Abstract

This study focuses on the application of ground source heat pump systems in subway stations, with particular emphasis on the thermal-mechanical coupling response and heat transfer mechanisms of energy slabs. Currently, the thermal performance and structural safety of such structures under actual operating conditions have not been sufficiently investigated.

Based on the Dalian Metro Line 4 project, two sets of in-situ field tests were conducted: one employed a constant inlet water temperature mode to analyze the effects of inlet temperature, flow rate, groundwater conditions, and operation modes on heat exchange performance; the other adopted a constant heating power mode to investigate the influence of heating power and flow rate variations on heat transfer characteristics.

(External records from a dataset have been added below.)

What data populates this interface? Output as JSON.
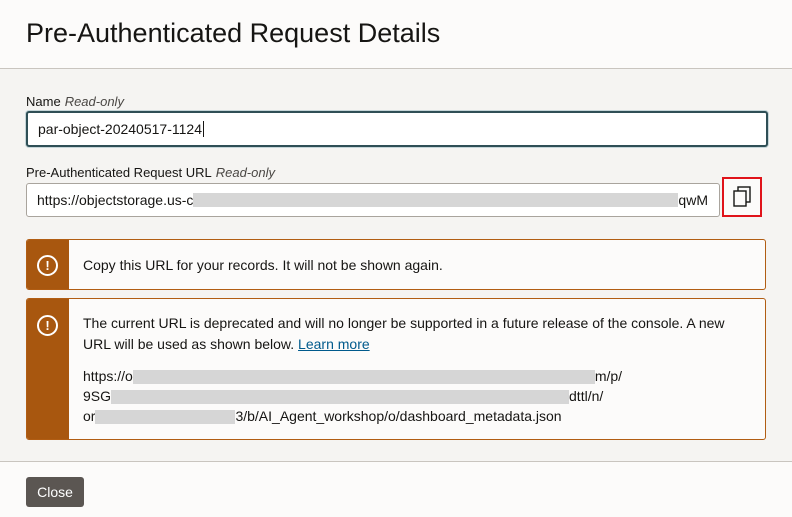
{
  "dialog": {
    "title": "Pre-Authenticated Request Details"
  },
  "name_field": {
    "label": "Name",
    "readonly_tag": "Read-only",
    "value": "par-object-20240517-1124"
  },
  "url_field": {
    "label": "Pre-Authenticated Request URL",
    "readonly_tag": "Read-only",
    "value_visible_start": "https://objectstorage.us-c",
    "value_visible_end": "qwM"
  },
  "copy_button": {
    "icon": "copy-icon"
  },
  "notice_copy": {
    "icon": "info-icon",
    "text": "Copy this URL for your records. It will not be shown again."
  },
  "notice_deprecated": {
    "icon": "info-icon",
    "text": "The current URL is deprecated and will no longer be supported in a future release of the console. A new URL will be used as shown below.",
    "link_label": "Learn more",
    "url_line1_start": "https://o",
    "url_line1_end": "m/p/",
    "url_line2_start": "9SG",
    "url_line2_end": "dttl/n/",
    "url_line3_start": "or",
    "url_line3_end": "3/b/AI_Agent_workshop/o/dashboard_metadata.json"
  },
  "footer": {
    "close_label": "Close"
  },
  "colors": {
    "warning_bar": "#a8570f",
    "highlight_box": "#e0131a",
    "link": "#005a8c",
    "close_button": "#5b5652"
  }
}
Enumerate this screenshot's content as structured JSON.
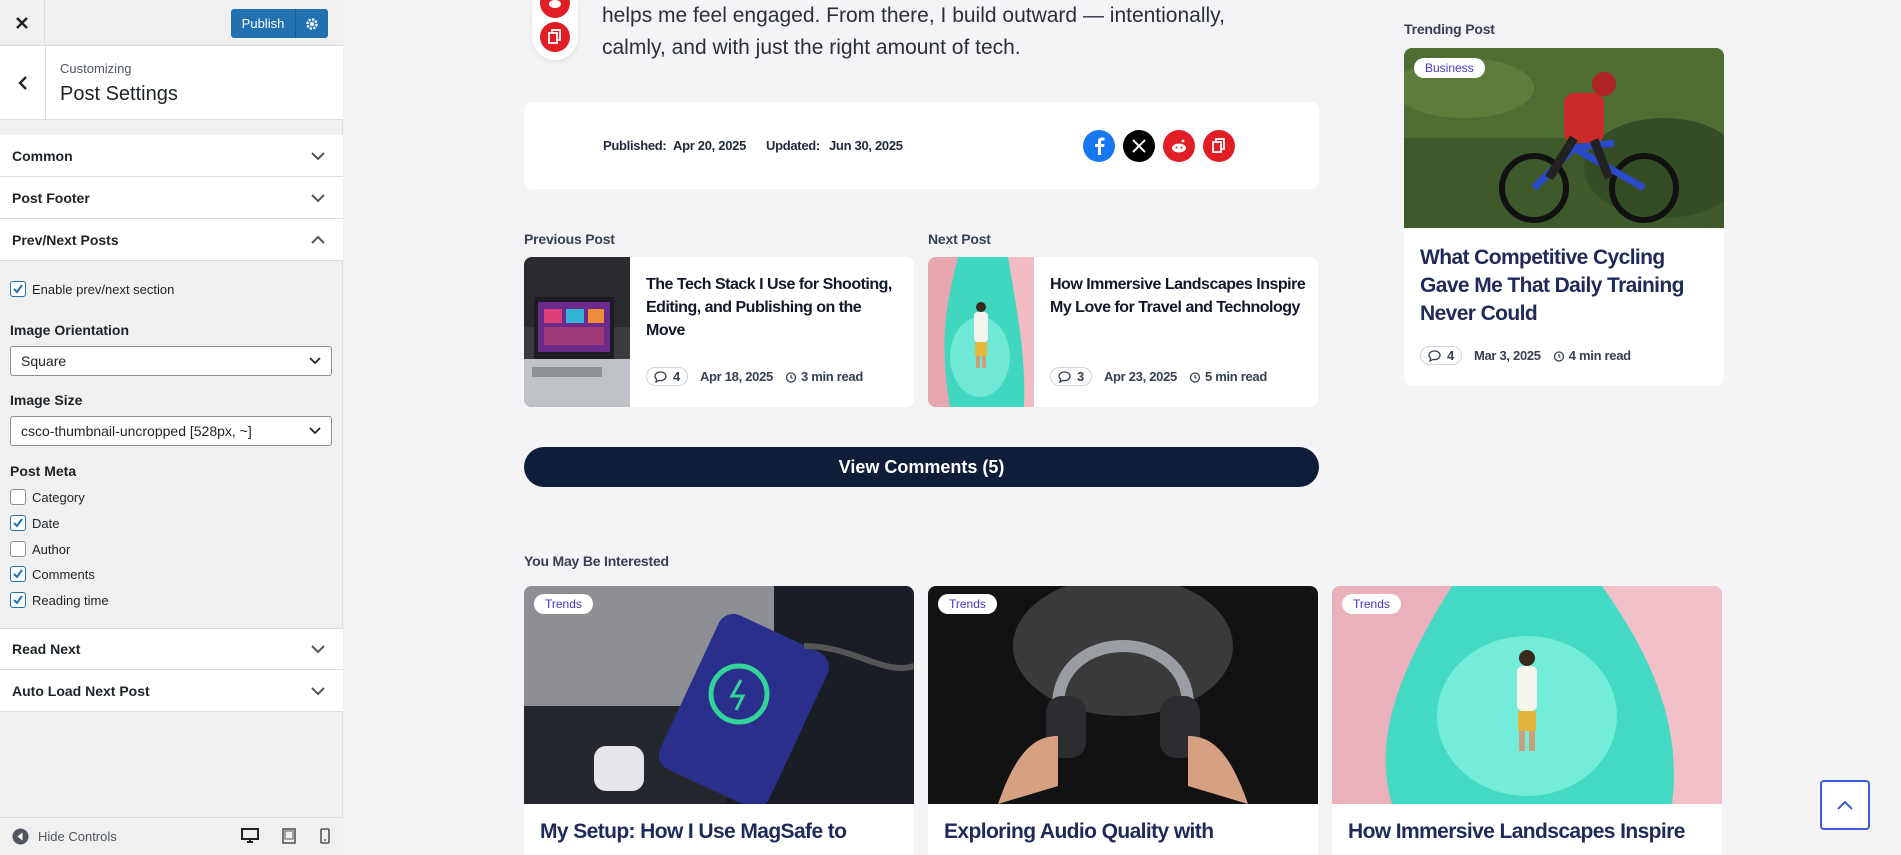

The experimental results indicate that increasing both the inlet temperature and flow rate enhances heat exchange efficiency, with the average heat flux per unit area under intermittent operation reaching 57 W/m², which is 14.7% higher than that under continuous operation. The thermal-mechanical response is significantly influenced by inlet temperature, flow rate, and formation permeability, and a reverse temperature gradient accompanied by an increase in thermally induced compressive stress can be observed during the pump-off phase of intermittent operation.

Uneven flow distribution in heterogeneous soil layers tends to cause localized heat transfer enhancement while reducing overall efficiency. Under long-term operation, the structural response remains within the elastic range, with the maximum thermal stress being 4.15 MPa and the maximum vertical displacement being 2.84 mm, both well below the limits specified in current codes.

This study systematically reveals the working mechanism of energy slabs under multi-field coupling effects, providing theoretical foundations and experimental support for their design and application in thermally activated underground structures.